Quite unabashedly she says, “I could be doing your job,” and Metrolife wonders what would have been its fate if this hard-hitting filmmaker had chosen to stick to journalism! A sample of her trenchant approach is her short film Smile Pinki that makes American director Megan Mylan a popular face in India.

To her, it’s a very “organic obligation” to create cinematic works on socially-relevant issues but “If I am able to help people feel connected to a story and through that make them aware of a common good, I feel my goal is fulfilled,” says Mylan.

In India recently to promote her new documentary, After My Garden Grows, the Oscar-winning director says that filmmaking provides her with more time to research. “I am amazed to see journalists produce stories under pressure. I need more time to research and making films allows me that,” says Mylan who has a master’s degree in journalism from the University of California. “But it wasn’t due to my journalism that I real­ised my passion to make socially-relevant films. When I started out, I thought I am showing the truth but now I am mature enough to understand that there is no one truth! While working on a tribe in Brazil, I started loving the work I was supporting and thought filmmaking would be a way to be able to immerse myself with not just one tribe but different people.”

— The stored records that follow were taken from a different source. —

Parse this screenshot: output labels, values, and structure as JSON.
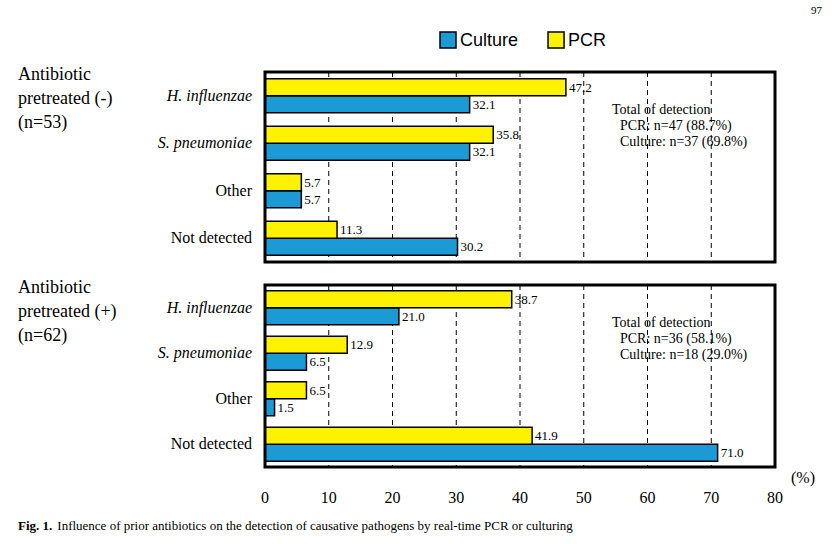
{
  "page_number": "97",
  "caption_label": "Fig. 1.",
  "caption": "Influence of prior antibiotics on the detection of causative pathogens by real-time PCR or culturing",
  "chart_data": [
    {
      "type": "bar",
      "orientation": "horizontal",
      "title": "Antibiotic pretreated (-)",
      "subtitle": "(n=53)",
      "categories": [
        "H. influenzae",
        "S. pneumoniae",
        "Other",
        "Not detected"
      ],
      "series": [
        {
          "name": "Culture",
          "color": "#1b9ad6",
          "values": [
            32.1,
            32.1,
            5.7,
            30.2
          ],
          "value_labels": [
            "32.1",
            "32.1",
            "5.7",
            "30.2"
          ]
        },
        {
          "name": "PCR",
          "color": "#fff200",
          "values": [
            47.2,
            35.8,
            5.7,
            11.3
          ],
          "value_labels": [
            "47.2",
            "35.8",
            "5.7",
            "11.3"
          ]
        }
      ],
      "annotations": [
        "Total of detection",
        "PCR: n=47 (88.7%)",
        "Culture: n=37 (69.8%)"
      ],
      "xlim": [
        0,
        80
      ],
      "xticks": [
        0,
        10,
        20,
        30,
        40,
        50,
        60,
        70,
        80
      ],
      "grid": true,
      "legend": "top",
      "data_labels": true,
      "tick_labels": "y"
    },
    {
      "type": "bar",
      "orientation": "horizontal",
      "title": "Antibiotic pretreated (+)",
      "subtitle": "(n=62)",
      "categories": [
        "H. influenzae",
        "S. pneumoniae",
        "Other",
        "Not detected"
      ],
      "series": [
        {
          "color": "#1b9ad6",
          "values": [
            21.0,
            6.5,
            1.5,
            71.0
          ],
          "value_labels": [
            "21.0",
            "6.5",
            "1.5",
            "71.0"
          ]
        },
        {
          "color": "#fff200",
          "values": [
            38.7,
            12.9,
            6.5,
            41.9
          ],
          "value_labels": [
            "38.7",
            "12.9",
            "6.5",
            "41.9"
          ]
        }
      ],
      "annotations": [
        "Total of detection",
        "PCR: n=36 (58.1%)",
        "Culture: n=18 (29.0%)"
      ],
      "x_label": "(%)",
      "xlim": [
        0,
        80
      ],
      "xticks": [
        0,
        10,
        20,
        30,
        40,
        50,
        60,
        70,
        80
      ],
      "grid": true,
      "data_labels": true
    }
  ]
}
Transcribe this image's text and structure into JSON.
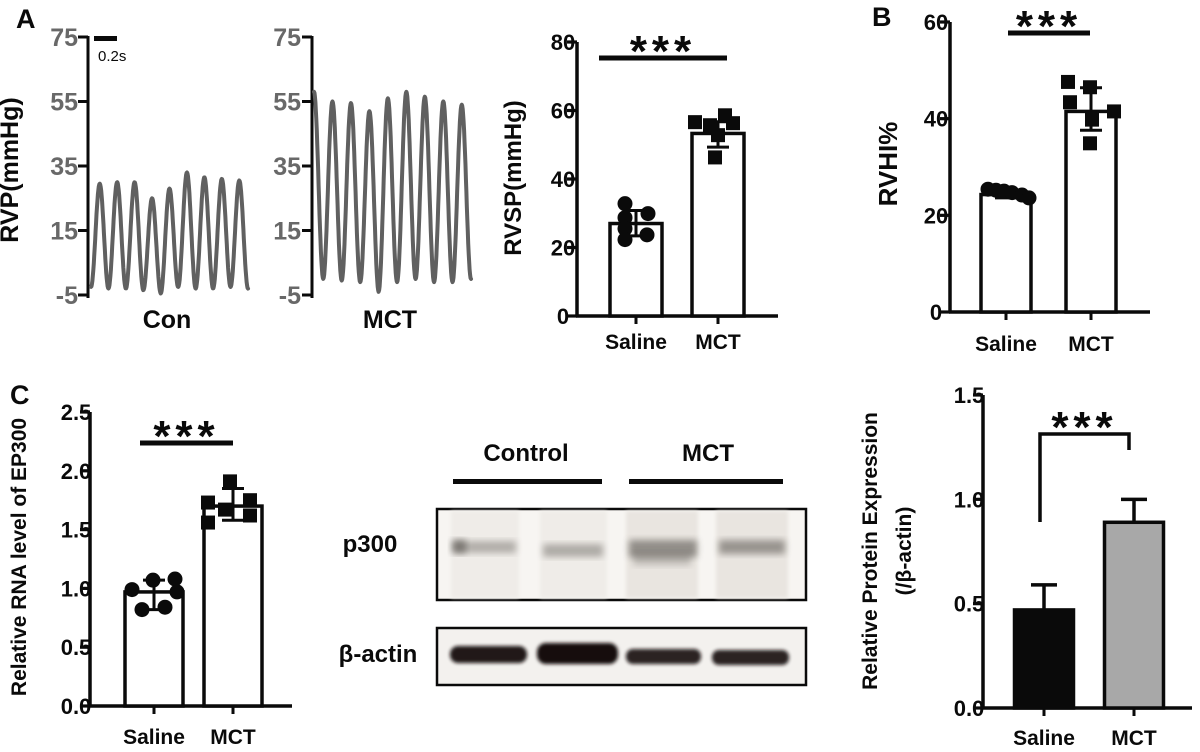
{
  "panel_labels": {
    "a": "A",
    "b": "B",
    "c": "C"
  },
  "colors": {
    "background": "#ffffff",
    "ink": "#0a0a0a",
    "trace": "#606060",
    "trace_tick_text": "#686868",
    "white_bar_fill": "#ffffff",
    "black_bar_fill": "#0a0a0a",
    "gray_bar_fill": "#a8a8a8",
    "blot_box_bg": "#f7f5f2",
    "blot_band": "#57524d",
    "actin_band": "#12100e"
  },
  "chart_data": [
    {
      "id": "trace-con",
      "type": "line",
      "panel": "A",
      "xlabel": "Con",
      "ylabel": "RVP(mmHg)",
      "ylim": [
        -5,
        75
      ],
      "yticks": [
        "75",
        "55",
        "35",
        "15",
        "-5"
      ],
      "scalebar_label": "0.2s",
      "wave": {
        "cycles": 9,
        "start_phase": 0,
        "peaks": [
          29.5,
          30,
          30,
          25,
          28,
          33,
          31.5,
          31,
          30.5
        ],
        "troughs": [
          -2.5,
          -3,
          -3,
          -3.5,
          -4.5,
          -2.5,
          -3,
          -3,
          -2.5,
          -3
        ]
      }
    },
    {
      "id": "trace-mct",
      "type": "line",
      "panel": "A",
      "xlabel": "MCT",
      "ylabel": "",
      "ylim": [
        -5,
        75
      ],
      "yticks": [
        "75",
        "55",
        "35",
        "15",
        "-5"
      ],
      "wave": {
        "cycles": 8.5,
        "start_phase": 0.5,
        "peaks": [
          58,
          55,
          54.5,
          52,
          56,
          58,
          56.5,
          55,
          54
        ],
        "troughs": [
          0,
          0,
          -0.5,
          -1,
          -4,
          -1,
          0,
          -1,
          -1,
          0
        ]
      }
    },
    {
      "id": "rvsp",
      "type": "bar",
      "panel": "A",
      "ylabel": "RVSP(mmHg)",
      "ylim": [
        0,
        80
      ],
      "yticks": [
        "0",
        "20",
        "40",
        "60",
        "80"
      ],
      "categories": [
        "Saline",
        "MCT"
      ],
      "significance": "***",
      "sig_style": "line",
      "series": [
        {
          "name": "Saline",
          "mean": 27,
          "err_low": 23.4,
          "err_high": 30.8,
          "marker": "circle",
          "fill": "#ffffff",
          "points": [
            [
              -11,
              32.8
            ],
            [
              -11,
              28.7
            ],
            [
              12,
              29.9
            ],
            [
              -11,
              25.5
            ],
            [
              11,
              23.7
            ],
            [
              -11,
              22.3
            ]
          ]
        },
        {
          "name": "MCT",
          "mean": 53.3,
          "err_low": 49.3,
          "err_high": 56.7,
          "marker": "square",
          "fill": "#ffffff",
          "points": [
            [
              7,
              58.6
            ],
            [
              -23,
              56.6
            ],
            [
              -8,
              55.7
            ],
            [
              15,
              56.3
            ],
            [
              0,
              52.8
            ],
            [
              -3,
              46.3
            ]
          ]
        }
      ]
    },
    {
      "id": "rvhi",
      "type": "bar",
      "panel": "B",
      "ylabel": "RVHI%",
      "ylim": [
        0,
        60
      ],
      "yticks": [
        "0",
        "20",
        "40",
        "60"
      ],
      "categories": [
        "Saline",
        "MCT"
      ],
      "significance": "***",
      "sig_style": "line",
      "series": [
        {
          "name": "Saline",
          "mean": 24.3,
          "err_low": 23.6,
          "err_high": 25.2,
          "marker": "circle",
          "fill": "#ffffff",
          "points": [
            [
              -18,
              25.4
            ],
            [
              -10,
              25.2
            ],
            [
              -2,
              25.0
            ],
            [
              6,
              24.7
            ],
            [
              16,
              24.2
            ],
            [
              23,
              23.6
            ]
          ]
        },
        {
          "name": "MCT",
          "mean": 41.5,
          "err_low": 37.6,
          "err_high": 46.4,
          "marker": "square",
          "fill": "#ffffff",
          "points": [
            [
              -23,
              47.6
            ],
            [
              -1,
              46.5
            ],
            [
              -21,
              43.4
            ],
            [
              23,
              41.5
            ],
            [
              1,
              39.8
            ],
            [
              -1,
              34.9
            ]
          ]
        }
      ]
    },
    {
      "id": "ep300-rna",
      "type": "bar",
      "panel": "C",
      "ylabel": "Relative RNA level of EP300",
      "ylim": [
        0,
        2.5
      ],
      "yticks": [
        "0.0",
        "0.5",
        "1.0",
        "1.5",
        "2.0",
        "2.5"
      ],
      "categories": [
        "Saline",
        "MCT"
      ],
      "significance": "***",
      "sig_style": "line",
      "series": [
        {
          "name": "Saline",
          "mean": 0.97,
          "err_low": 0.82,
          "err_high": 1.07,
          "marker": "circle",
          "fill": "#ffffff",
          "points": [
            [
              -1,
              1.07
            ],
            [
              21,
              1.08
            ],
            [
              -22,
              0.99
            ],
            [
              23,
              0.97
            ],
            [
              -12,
              0.82
            ],
            [
              11,
              0.84
            ]
          ]
        },
        {
          "name": "MCT",
          "mean": 1.7,
          "err_low": 1.58,
          "err_high": 1.85,
          "marker": "square",
          "fill": "#ffffff",
          "points": [
            [
              -3,
              1.91
            ],
            [
              -25,
              1.73
            ],
            [
              17,
              1.75
            ],
            [
              -8,
              1.67
            ],
            [
              17,
              1.62
            ],
            [
              -25,
              1.56
            ]
          ]
        }
      ]
    },
    {
      "id": "p300-protein",
      "type": "bar",
      "panel": "C",
      "ylabel": "Relative Protein Expression",
      "ylabel2": "(/β-actin)",
      "ylim": [
        0,
        1.5
      ],
      "yticks": [
        "0.0",
        "0.5",
        "1.0",
        "1.5"
      ],
      "categories": [
        "Saline",
        "MCT"
      ],
      "significance": "***",
      "sig_style": "bracket",
      "series": [
        {
          "name": "Saline",
          "mean": 0.47,
          "err_high": 0.59,
          "fill": "#0a0a0a"
        },
        {
          "name": "MCT",
          "mean": 0.89,
          "err_high": 1.0,
          "fill": "#a8a8a8"
        }
      ]
    }
  ],
  "blot": {
    "group_labels": [
      "Control",
      "MCT"
    ],
    "rows": [
      {
        "label": "p300",
        "band_intensities": [
          0.4,
          0.42,
          0.6,
          0.55
        ]
      },
      {
        "label": "β-actin",
        "band_intensities": [
          0.95,
          1.0,
          0.9,
          0.9
        ]
      }
    ]
  }
}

Soon she directed Lost Boys of Sudan and recently After My Garden Grows. The latter is about a young girl Monika, who deals with the issues of early marriage and lack of education. “I shot 10 hours for 10 minutes. It is challenging to make people feel confused but not unsatisfied,” says the documentary-maker who organised a special screening of the film for Aamir Khan and Kiran Rao during her India trip.

“They are generous people and agreed to do this very quickly,” she says about the couple. “I can’t imagine there is a filmmaker who lets the spotlight not be on him. I have watched all episodes of Satyamev Jayate. We don’t have anything of this in my country. It was a privilege to share my little story with them,” adds Megan.    
But talk about cinema taking responsibility to make society aware about the issues and the director objects. “It’s dangerous to the art form to burden it to always be a form of action. If people get motivated by a story it’s great,” she says informing about her next destination Japan. “I am filming the service exchange system in Japan which ensures everyone is taken care of in the modern world.”